Elle répéta son nom, encore et encore. Et ce fut comme si la lumière grandissait.

— Ne m’appelle pas ainsi, dit-il pourtant.

— Tu as peur ?

— Je ne désire pas être cela pour toi.

— Ce nom te va bien. « Prince de la Nuit ». Oui, cela te va bien…

— C’est une langue maudite. Tu ne dois pas l’utiliser.

— Tu ne pourrais pas m’en empêcher. Même si tu voulais. Shari-Dann…

Elle était telle une enfant. Il la contempla comme il n’avait jamais contemplé nulle chose, nul être humain.

— Cela sonne si doucement sur tes lèvres. Aurais-tu le pouvoir de dissiper les maléfices ?

— Je n’ai aucun pouvoir, tu le sais bien.

— Je crois que si.

— Il n’y a aucun maléfice en toi.

Il sourit de sa naïveté.

— Tu ne sais pas tout de moi. Je ne suis pas… enfin pas…

— Comme les autres ? Est-ce que je t’aimerais autant si tu n’étais pas différent ? Shari-Dann… C’est un beau nom et il te va bien. Dis-moi qu’aucune autre femme ne t’appellera ainsi…

— Il n’y aura pas d’autre femme après toi. Jamais.

— Il y aura d’autres femmes, beaucoup, après moi.

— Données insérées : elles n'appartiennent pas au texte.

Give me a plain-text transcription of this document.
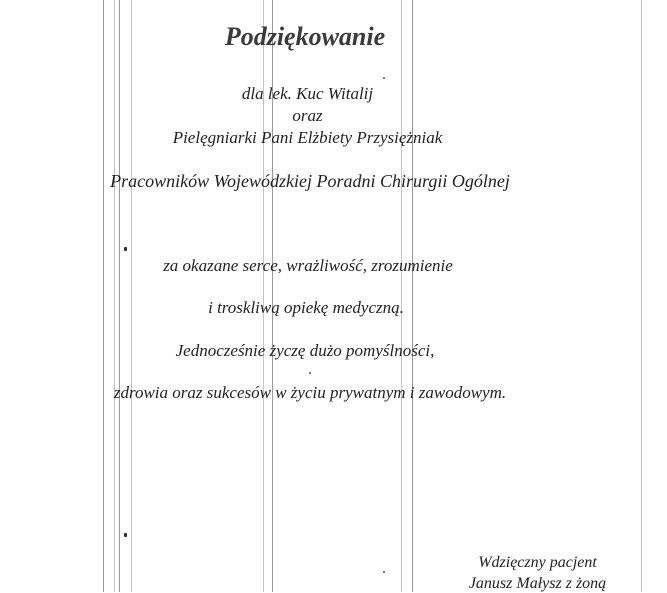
Podziękowanie
dla lek. Kuc Witalij
oraz
Pielęgniarki Pani Elżbiety Przysiężniak
Pracowników Wojewódzkiej Poradni Chirurgii Ogólnej
za okazane serce, wrażliwość, zrozumienie
i troskliwą opiekę medyczną.
Jednocześnie życzę dużo pomyślności,
zdrowia oraz sukcesów w życiu prywatnym i zawodowym.
Wdzięczny pacjent
Janusz Małysz z żoną
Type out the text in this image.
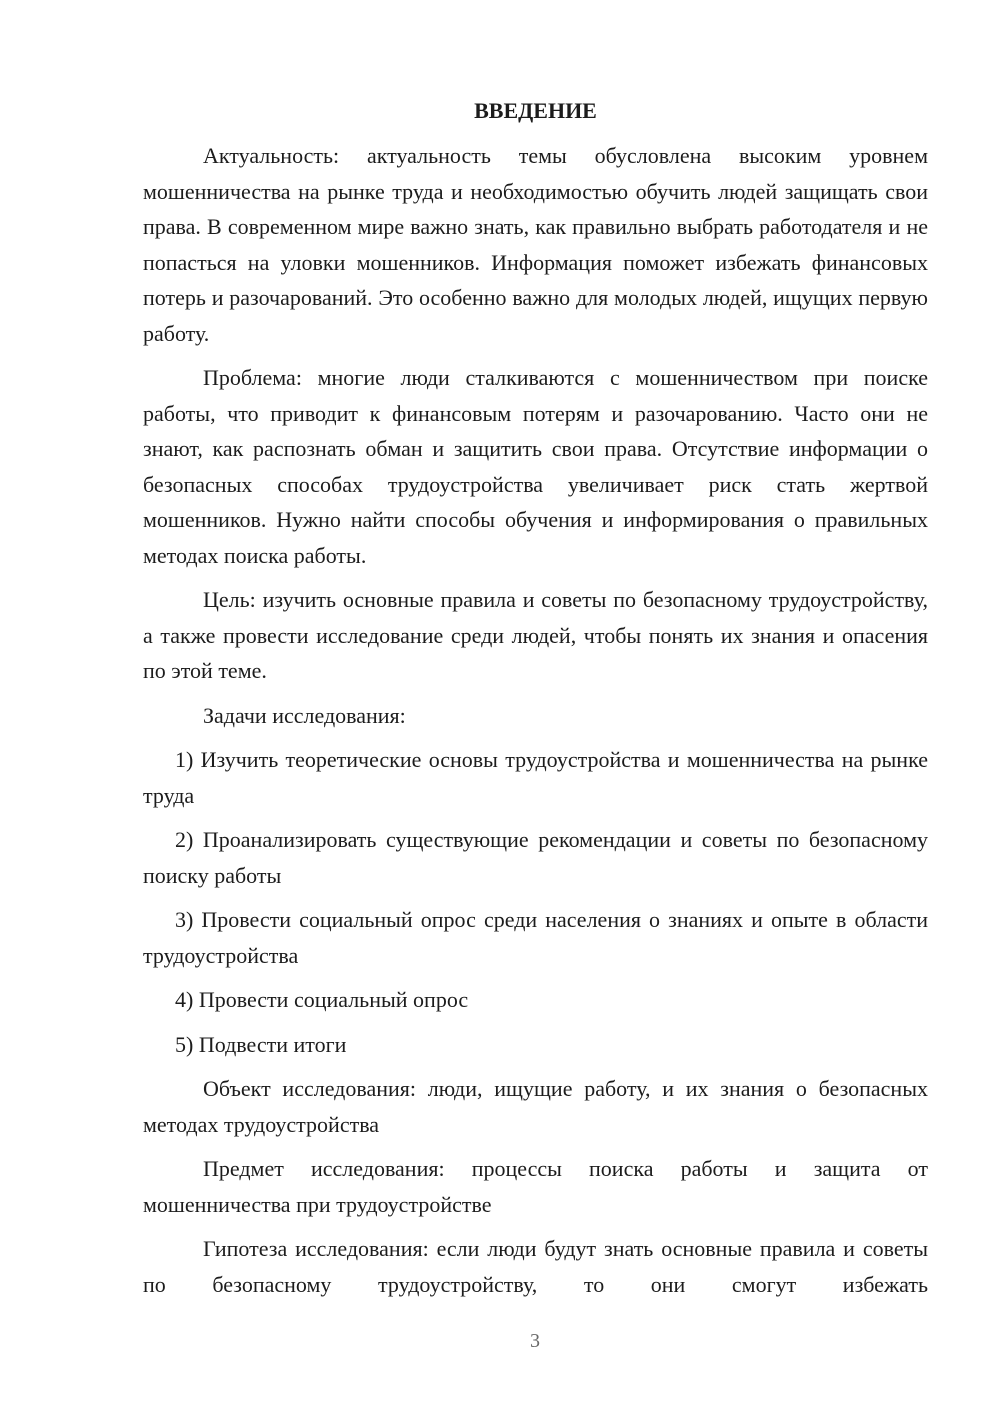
ВВЕДЕНИЕ

Актуальность: актуальность темы обусловлена высоким уровнем мошенничества на рынке труда и необходимостью обучить людей защищать свои права. В современном мире важно знать, как правильно выбрать работодателя и не попасться на уловки мошенников. Информация поможет избежать финансовых потерь и разочарований. Это особенно важно для молодых людей, ищущих первую работу.

Проблема: многие люди сталкиваются с мошенничеством при поиске работы, что приводит к финансовым потерям и разочарованию. Часто они не знают, как распознать обман и защитить свои права. Отсутствие информации о безопасных способах трудоустройства увеличивает риск стать жертвой мошенников. Нужно найти способы обучения и информирования о правильных методах поиска работы.

Цель: изучить основные правила и советы по безопасному трудоустройству, а также провести исследование среди людей, чтобы понять их знания и опасения по этой теме.

Задачи исследования:

1) Изучить теоретические основы трудоустройства и мошенничества на рынке труда

2) Проанализировать существующие рекомендации и советы по безопасному поиску работы

3) Провести социальный опрос среди населения о знаниях и опыте в области трудоустройства

4) Провести социальный опрос

5) Подвести итоги

Объект исследования: люди, ищущие работу, и их знания о безопасных методах трудоустройства

Предмет исследования: процессы поиска работы и защита от мошенничества при трудоустройстве

Гипотеза исследования: если люди будут знать основные правила и советы по безопасному трудоустройству, то они смогут избежать

3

Quelque chose se voila dans le regard de la jeune fille. Une mélancolie diffuse traversa son sourire. Et lui pressentit confusément qu’elle avait raison, bien que tout son être refusât cette prémonition. La musique s’était éteinte depuis longtemps, son dernier soupir dissipé par le vent.

— Remettons la valse. J’aime tant cette musique. Et aussi danser avec toi. Ici, sous l’arbre.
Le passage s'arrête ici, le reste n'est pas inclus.